If you’re interested in multi-modal conversations (images for now) with Ollama then this might be for you: gpt4vision.
ok thank you, I just read comments here in this thread of a few that say they have it working with Ollama and thought I would have at it. I know Ollama recently added and API so I was hoping it would work as a replacement to OpenAI API such as others have indicated Local AI can do. I will take a look at the suggestions as an alt.
Asking OpenAI Extended about security cameras
The script by @Simone77 works well but it requires a script to capture the images every x minutes which means the’ll likely be out of date by the time you ask about them.
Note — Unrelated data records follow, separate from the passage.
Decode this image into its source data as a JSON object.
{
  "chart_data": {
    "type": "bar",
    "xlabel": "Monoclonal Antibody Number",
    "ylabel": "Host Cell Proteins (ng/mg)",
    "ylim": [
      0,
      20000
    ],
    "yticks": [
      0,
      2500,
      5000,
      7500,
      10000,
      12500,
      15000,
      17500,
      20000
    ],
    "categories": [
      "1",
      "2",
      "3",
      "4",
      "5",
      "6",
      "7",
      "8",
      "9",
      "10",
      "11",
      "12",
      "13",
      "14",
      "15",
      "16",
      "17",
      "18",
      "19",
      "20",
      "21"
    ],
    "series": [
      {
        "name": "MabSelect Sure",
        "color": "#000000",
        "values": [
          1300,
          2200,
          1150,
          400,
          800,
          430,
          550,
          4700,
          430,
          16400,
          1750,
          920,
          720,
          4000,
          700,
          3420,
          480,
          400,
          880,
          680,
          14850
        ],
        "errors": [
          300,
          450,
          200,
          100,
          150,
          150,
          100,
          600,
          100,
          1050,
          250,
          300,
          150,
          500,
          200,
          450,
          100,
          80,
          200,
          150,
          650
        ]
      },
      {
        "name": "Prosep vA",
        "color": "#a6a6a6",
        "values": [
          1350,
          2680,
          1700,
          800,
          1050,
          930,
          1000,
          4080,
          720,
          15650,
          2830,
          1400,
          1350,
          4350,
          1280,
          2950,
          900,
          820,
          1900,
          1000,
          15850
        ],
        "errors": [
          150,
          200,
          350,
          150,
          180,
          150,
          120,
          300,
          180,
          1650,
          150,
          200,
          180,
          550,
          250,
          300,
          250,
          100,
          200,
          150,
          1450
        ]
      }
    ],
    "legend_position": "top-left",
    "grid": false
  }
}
So I improved on the spec. The LLM will dynamically consider which camera entities to include (you need to expose them via Assist).
It then captures a snapshot on each of the cameras and then passes them all into one single call to gpt4vision:
Requires gpt4vision (HACS custom component)
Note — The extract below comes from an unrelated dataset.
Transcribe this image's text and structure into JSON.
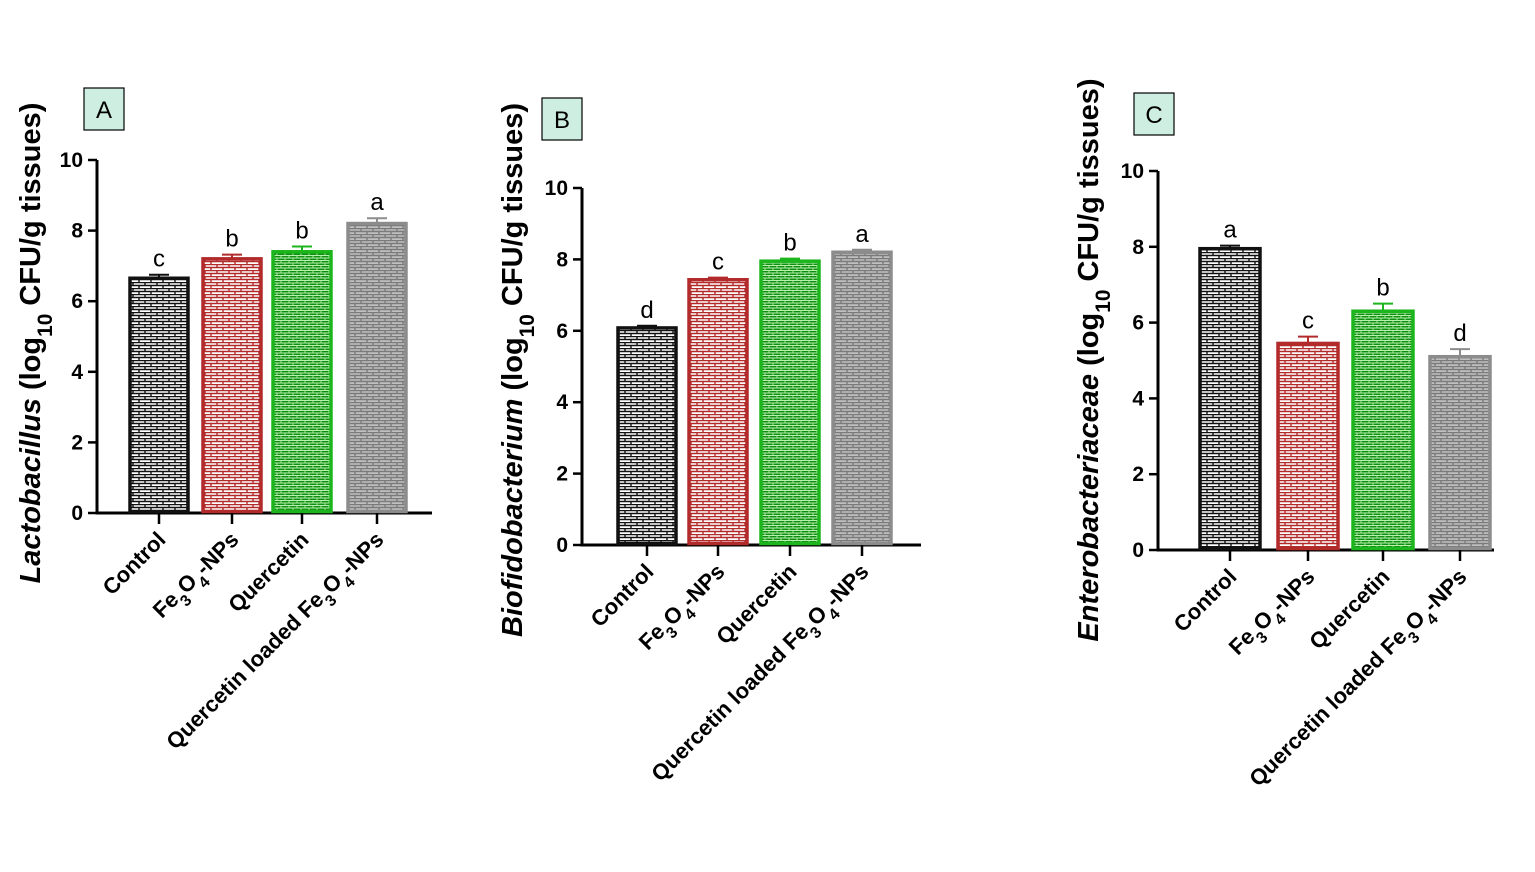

Example: “Is someone at the front door?”
The LLM understands that you want to know about the front door and therefore only passes your front door camera to gpt4vision.
Or: “What’s happening around the house?”
The LLM will pass all available cameras to gpt4vision and respond appropriately.
- spec:
name: describe_camera_feed
description: Get a description whats happening on security cameras around the house
parameters:
type: object
properties:
message:
type: string
description: The prompt for the image analyzer
entity_ids:
type: array
description: List of camera entities
items:
type: string
description: Entity id of the camera
required:
- message
- entity_ids
function:
type: script
sequence:
- repeat:
sequence:
- service: camera.snapshot
metadata: {}
data:
filename: /config/www/tmp/{{repeat.item}}.jpg
target:
entity_id: "{{repeat.item}}"
for_each: "{{ entity_ids }}"
- service: gpt4vision.image_analyzer
metadata: {}
data:
provider: Ollama
max_tokens: 100
target_width: 1000
temperature: 0.3
image_file: |-
{%for camera in entity_ids%}/config/www/tmp/{{camera}}.jpg
{%endfor%}
message: "{{message}}"
response_variable: _function_result
Hope this helps!
I added the following to the config area. During any false activations it will respond with “Cancelled” instead of a long response on how its here to help us with our smart homes…This has been working well.
If a request seems like it may be an accidental prompt,or makes no sense, do nothing and respond with “Cancelled”
Im getting an error
Unexpected error during intent recognition
I know its taking the snapshot. I can see it in the folder. I know the gpt4vision is working, Ive tested it in Developer tools.
Where you have Ollama for the provider, should I be using something else?
Edit: I got it. I changed Ollama to OpenAi
The image is successfully created in the tmp folder but I keep getting Something went wrong: invalid_image_path as a response. I am using GPT4o
I think this may be because I have camera entities that don’t allow snapshot function. Like my nest doorbell and the map from my vacuum. Could you give an option to list only the cameras the spec can use?
If the image has actually been created, then this is not the issue. Have you modified the paths in any way? If so, did you change them in both places in the spec?